USA: Whole Foods Market sees Q2 sales up 21%

Austin, Texas-based natural and organic foods retailer Whole Foods Market has reported record sales and earnings for its12-week second quarter ended 14 April 2002. Q2 sales increased 21% over the prior year driven by 17% square footage growth and better than expected comparable store sales growth of 10.1%. Sales in identical stores (excluding three relocated stores) increased 9.1%. Income from continuing operations increased 36% to US$20.2m from US$14.9m in the prior year, and diluted earnings per share increased 26% to US$0.34, compared to US$0.27 in the prior year.

Austin, Texas-based natural and organic foods retailer Whole Foods Market has reported record sales and earnings for its12-week second quarter ended 14 April 2002.

Q2 sales increased 21% over the prior year driven by 17% square footage growth and better than expected comparable store sales growth of 10.1%. Sales in identical stores (excluding three relocated stores) increased 9.1%. Income from continuing operations increased 36% to US$20.2m from US$14.9m in the prior year, and diluted earnings per share increased 26% to US$0.34, compared to US$0.27 in the prior year.

For the 28-week period ended 14 April 2002, sales increased 21%, with sales in comparable stores increasing 9.8% and sales in identical stores increasing 8.2%. Income from continuing operations increased 35% to US$40.4m, or US$0.68 per share, compared to US$30m, or US$0.54 per share in the prior year.

“We are delighted to report our tenth consecutive quarter of 20% plus sales growth,” said chairman, president and CEO John Mackey: “We are translating our strong sales growth into sound bottom line results with record store contribution profit of over 10% of sales and a 26% increase in earnings per share.”

For all stores, store contribution increased 56 basis points to a record 10.3% of sales, gross profit increased 8 basis points to 35.0% of sales, and direct store expenses improved 48 basis points to 24.8% of sales. For stores in the comparable store base, store contribution increased 59 basis points to 11% of sales, gross profit improved 12 basis points to 35.7% of sales and direct store expenses improved 47 basis points to 24.7% of sales.

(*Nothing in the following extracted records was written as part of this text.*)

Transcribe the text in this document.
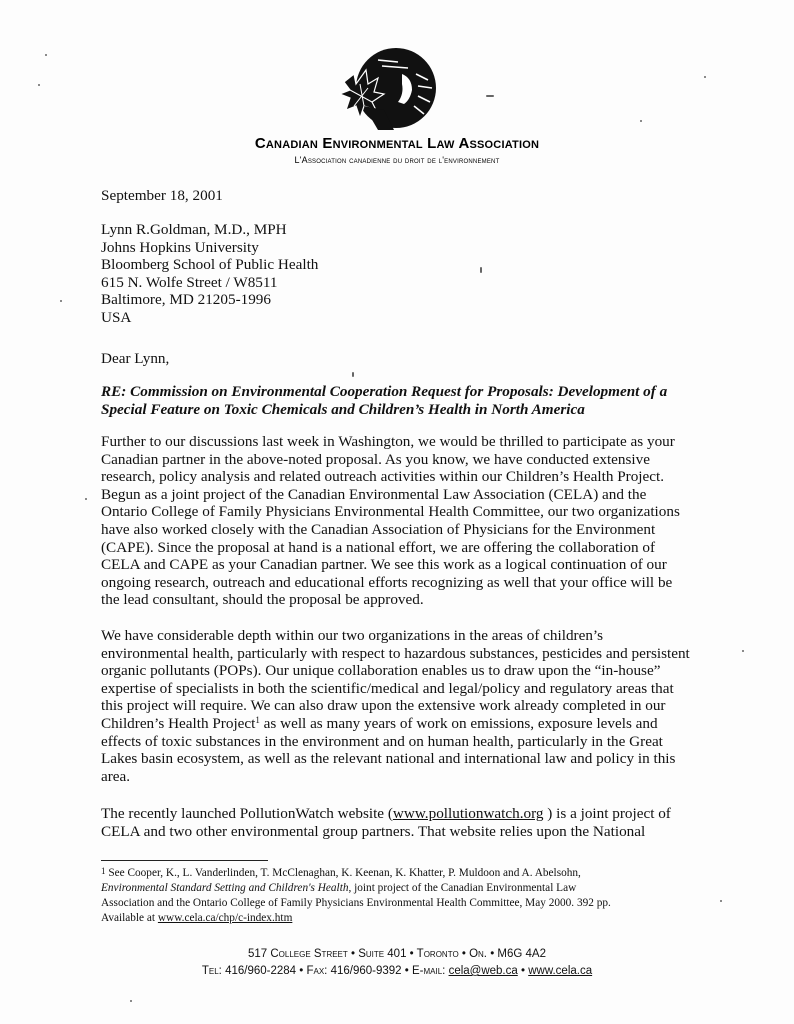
Canadian Environmental Law Association
L'Association canadienne du droit de l'environnement
September 18, 2001
Lynn R.Goldman, M.D., MPH
Johns Hopkins University
Bloomberg School of Public Health
615 N. Wolfe Street / W8511
Baltimore, MD 21205-1996
USA
Dear Lynn,
RE: Commission on Environmental Cooperation Request for Proposals: Development of a
Special Feature on Toxic Chemicals and Children’s Health in North America
Further to our discussions last week in Washington, we would be thrilled to participate as your
Canadian partner in the above-noted proposal. As you know, we have conducted extensive
research, policy analysis and related outreach activities within our Children’s Health Project.
Begun as a joint project of the Canadian Environmental Law Association (CELA) and the
Ontario College of Family Physicians Environmental Health Committee, our two organizations
have also worked closely with the Canadian Association of Physicians for the Environment
(CAPE). Since the proposal at hand is a national effort, we are offering the collaboration of
CELA and CAPE as your Canadian partner. We see this work as a logical continuation of our
ongoing research, outreach and educational efforts recognizing as well that your office will be
the lead consultant, should the proposal be approved.
We have considerable depth within our two organizations in the areas of children’s
environmental health, particularly with respect to hazardous substances, pesticides and persistent
organic pollutants (POPs). Our unique collaboration enables us to draw upon the “in-house”
expertise of specialists in both the scientific/medical and legal/policy and regulatory areas that
this project will require. We can also draw upon the extensive work already completed in our
Children’s Health Project$^1$ as well as many years of work on emissions, exposure levels and
effects of toxic substances in the environment and on human health, particularly in the Great
Lakes basin ecosystem, as well as the relevant national and international law and policy in this
area.
The recently launched PollutionWatch website (www.pollutionwatch.org ) is a joint project of
CELA and two other environmental group partners. That website relies upon the National
$^1$ See Cooper, K., L. Vanderlinden, T. McClenaghan, K. Keenan, K. Khatter, P. Muldoon and A. Abelsohn,
Environmental Standard Setting and Children's Health, joint project of the Canadian Environmental Law
Association and the Ontario College of Family Physicians Environmental Health Committee, May 2000. 392 pp.
Available at www.cela.ca/chp/c-index.htm
517 College Street • Suite 401 • Toronto • On. • M6G 4A2
Tel: 416/960-2284 • Fax: 416/960-9392 • E-mail: cela@web.ca • www.cela.ca
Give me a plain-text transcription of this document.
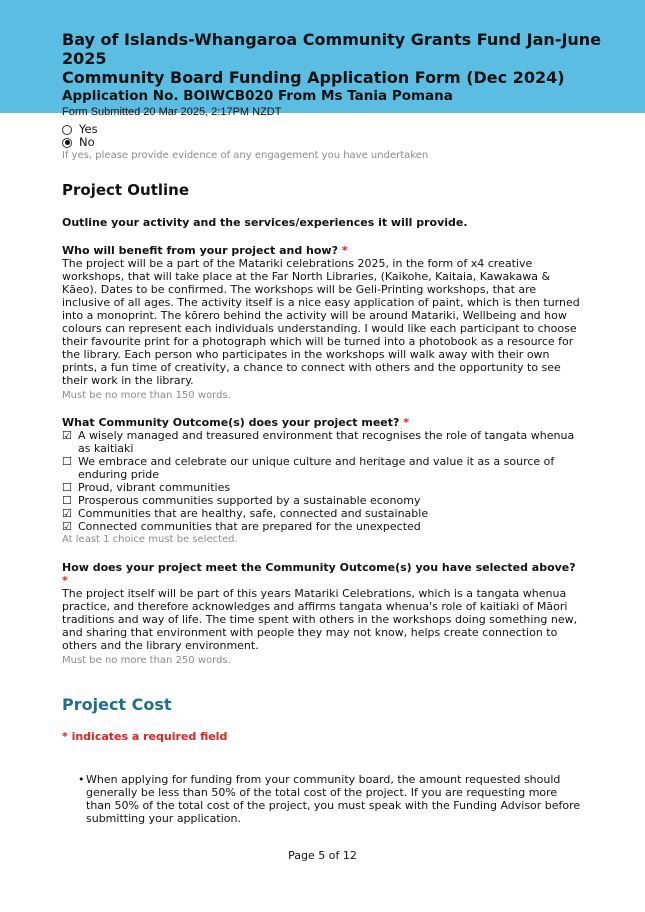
Bay of Islands-Whangaroa Community Grants Fund Jan-June 2025
Community Board Funding Application Form (Dec 2024)
Application No. BOIWCB020 From Ms Tania Pomana
Form Submitted 20 Mar 2025, 2:17PM NZDT
Yes
No
If yes, please provide evidence of any engagement you have undertaken
Project Outline
Outline your activity and the services/experiences it will provide.
Who will benefit from your project and how? *
The project will be a part of the Matariki celebrations 2025, in the form of x4 creative workshops, that will take place at the Far North Libraries, (Kaikohe, Kaitaia, Kawakawa & Kāeo). Dates to be confirmed. The workshops will be Geli-Printing workshops, that are inclusive of all ages. The activity itself is a nice easy application of paint, which is then turned into a monoprint. The kōrero behind the activity will be around Matariki, Wellbeing and how colours can represent each individuals understanding. I would like each participant to choose their favourite print for a photograph which will be turned into a photobook as a resource for the library. Each person who participates in the workshops will walk away with their own prints, a fun time of creativity, a chance to connect with others and the opportunity to see their work in the library.
Must be no more than 150 words.
What Community Outcome(s) does your project meet? *
☑ A wisely managed and treasured environment that recognises the role of tangata whenua as kaitiaki
☐ We embrace and celebrate our unique culture and heritage and value it as a source of enduring pride
☐ Proud, vibrant communities
☐ Prosperous communities supported by a sustainable economy
☑ Communities that are healthy, safe, connected and sustainable
☑ Connected communities that are prepared for the unexpected
At least 1 choice must be selected.
How does your project meet the Community Outcome(s) you have selected above? *
The project itself will be part of this years Matariki Celebrations, which is a tangata whenua practice, and therefore acknowledges and affirms tangata whenua's role of kaitiaki of Māori traditions and way of life. The time spent with others in the workshops doing something new, and sharing that environment with people they may not know, helps create connection to others and the library environment.
Must be no more than 250 words.
Project Cost
* indicates a required field
• When applying for funding from your community board, the amount requested should generally be less than 50% of the total cost of the project. If you are requesting more than 50% of the total cost of the project, you must speak with the Funding Advisor before submitting your application.
Page 5 of 12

General and administrative expenses as a percentage of sales were essentially flat over the prior year, primarily due to lower amortisation expenses. Depreciation and amortisation was US$19m in the quarter, and EBITDA was US$54.7m or 8.8% of sales.

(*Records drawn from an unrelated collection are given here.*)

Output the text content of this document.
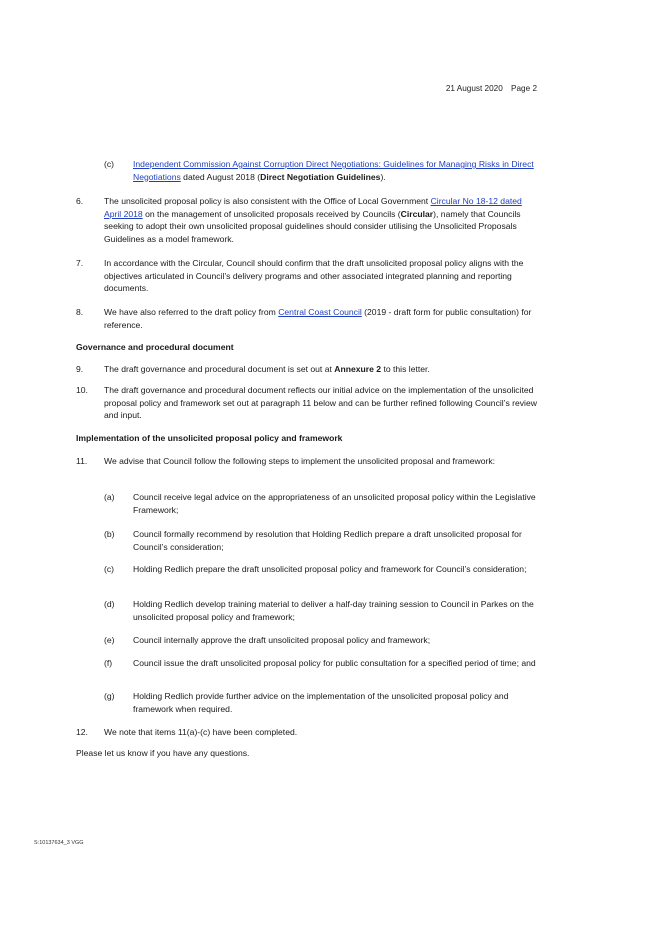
21 August 2020 Page 2
(c) Independent Commission Against Corruption Direct Negotiations: Guidelines for Managing Risks in Direct Negotiations dated August 2018 (Direct Negotiation Guidelines).
6. The unsolicited proposal policy is also consistent with the Office of Local Government Circular No 18-12 dated April 2018 on the management of unsolicited proposals received by Councils (Circular), namely that Councils seeking to adopt their own unsolicited proposal guidelines should consider utilising the Unsolicited Proposals Guidelines as a model framework.
7. In accordance with the Circular, Council should confirm that the draft unsolicited proposal policy aligns with the objectives articulated in Council’s delivery programs and other associated integrated planning and reporting documents.
8. We have also referred to the draft policy from Central Coast Council (2019 - draft form for public consultation) for reference.
Governance and procedural document
9. The draft governance and procedural document is set out at Annexure 2 to this letter.
10. The draft governance and procedural document reflects our initial advice on the implementation of the unsolicited proposal policy and framework set out at paragraph 11 below and can be further refined following Council’s review and input.
Implementation of the unsolicited proposal policy and framework
11. We advise that Council follow the following steps to implement the unsolicited proposal and framework:
(a) Council receive legal advice on the appropriateness of an unsolicited proposal policy within the Legislative Framework;
(b) Council formally recommend by resolution that Holding Redlich prepare a draft unsolicited proposal for Council’s consideration;
(c) Holding Redlich prepare the draft unsolicited proposal policy and framework for Council’s consideration;
(d) Holding Redlich develop training material to deliver a half-day training session to Council in Parkes on the unsolicited proposal policy and framework;
(e) Council internally approve the draft unsolicited proposal policy and framework;
(f) Council issue the draft unsolicited proposal policy for public consultation for a specified period of time; and
(g) Holding Redlich provide further advice on the implementation of the unsolicited proposal policy and framework when required.
12. We note that items 11(a)-(c) have been completed.
Please let us know if you have any questions.
S:10137634_3 VGG
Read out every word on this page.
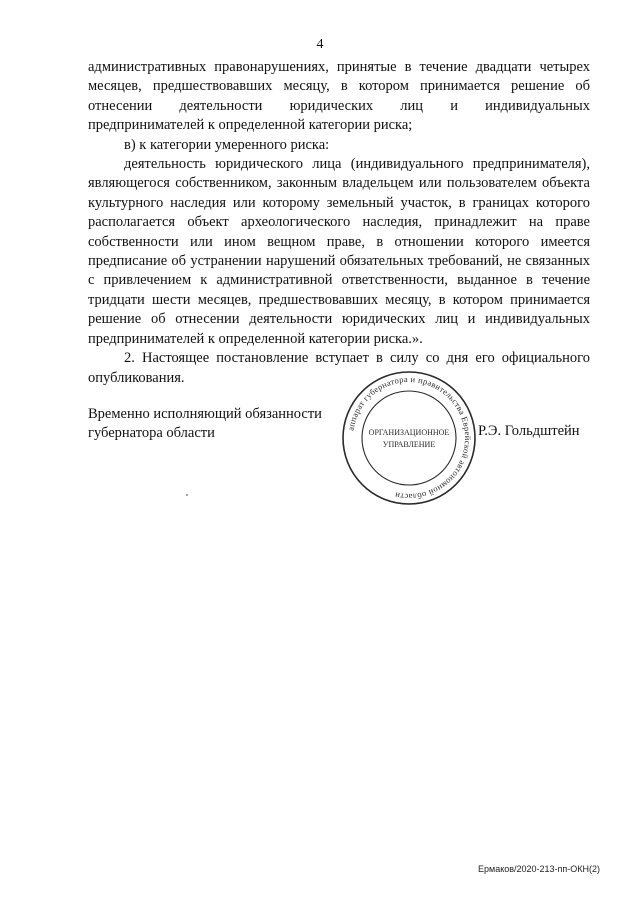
4

административных правонарушениях, принятые в течение двадцати четырех месяцев, предшествовавших месяцу, в котором принимается решение об отнесении деятельности юридических лиц и индивидуальных предпринимателей к определенной категории риска;

в) к категории умеренного риска:

деятельность юридического лица (индивидуального предпринимателя), являющегося собственником, законным владельцем или пользователем объекта культурного наследия или которому земельный участок, в границах которого располагается объект археологического наследия, принадлежит на праве собственности или ином вещном праве, в отношении которого имеется предписание об устранении нарушений обязательных требований, не связанных с привлечением к административной ответственности, выданное в течение тридцати шести месяцев, предшествовавших месяцу, в котором принимается решение об отнесении деятельности юридических лиц и индивидуальных предпринимателей к определенной категории риска.».

2. Настоящее постановление вступает в силу со дня его официального опубликования.

Временно исполняющий обязанности
губернатора области	аппарат губернатора и правительства Еврейской автономной области
ОРГАНИЗАЦИОННОЕ
УПРАВЛЕНИЕ
Р.Э. Гольдштейн
Ермаков/2020-213-пп-ОКН(2)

Q2 comparable store sales and annualised returns:

                                                                 # of
                                      Average  Average   NOPAT   Comp
                                       Size     Comps    ROIC   Stores

==================================================================
    Stores over five years old        25,300     6.2%     64%     72
    Stores between two and
     five years old                   32,800    12.4%     25%     32
    Stores less than two
     years old (including relos)      37,100    27.7%     14%     15

All stores in comparable
     store base                       28,800    10.1%     37%    119
==================================================================

The company’s stated goal is to build long term intrinsic value measured by improvement in EVA. For the quarter, EVA improved US$3.1m over the prior year from negative US$4.1m to negative US$1m. Stores produced EVA of US$25m, a 30% increase over the prior year. NOPAT increased 27% to US$23m, and total capital increased 8% to US$1bn. These calculations reflect a 40% tax rate and 10% weighted average cost of capital in both years.

Capital expenditures were US$35m for the quarter of which US$25m was for new store development. The company’s credit line balance was US$61m at the end of the Q2, a decrease of US$26m from the prior quarter. The company had about US$231m in total long-term debt as of the end of the Q2 and its debt to equity ratio decreased to .47 to 1 versus .92 to 1 in the prior year. Subsequent to the end of the Q2 the company paid down its credit facility by an additional US$16m leaving about US$171m available on the line of credit and lowering its total outstanding long-term debt to US$215m.

Pre-opening costs reached around US$2.2m during the Q2 of which about US$1.6m was related to three stores openings. The remainder was for stores in development. Relocation expense was about US$3.2m of which US$1.7m was primarily related to the relocation of two non-retail facilities and an estimated US$1.5m was for the write-off associated with a recent decision to relocate a store in the Dallas market.

Last week, the company opened two stores in Toronto, Canada and in Providence, RI. The Toronto store is its first location outside of the US. One store was closed and two will be opened during the Q3.

Forward-looking guidance

The company is raising its sales growth guidance for the fiscal year to 17% to 22% from 15% to 20%, adjusted for the 53 weeks in FY 2001. Comparable store sales guidance is 7% to 8% for the Q3 and 6% to 8% for the Q4 due to tougher comparisons of over 10% year on year in the Q3 and Q4.

Whole Foods expects gross profit margin to be lower for the fiscal year due to the recently acquired Harry’s stores, which are expected to negatively impact gross margins in the range of 20 to 30 basis points.

The company is focused on producing operating margin improvement primarily through the leveraging of direct store expenses; however, the higher operating expenses of new stores will continue to have a partially offsetting impact. General and administrative expenses as a percentage of sales are expected to increase slightly compared to the prior year due to the additional infrastructure for the new South Region headquartered in Atlanta, GA, as well as an increased marketing investment related to the company’s national branding initiative. Pre-opening and relocation expense is now expected to be in the range of US$12m to US$14m for the year, including the US$1.5m in relocation expense.

Capital expenditures are now expected to be in the range of US$160m to US$180m for the year, excluding any cash acquisitions. The company does not expect any significant borrowings for the remainder of the year and is lowering its net interest expense guidance by US$1m to a range of US$9m to US$10m for the year. The company still expects diluted earnings per share for the fiscal year in the range of US$1.30 to US$1.36. For FY 2003, the company expects diluted earnings per share in the range of US$1.56 – US$1.63.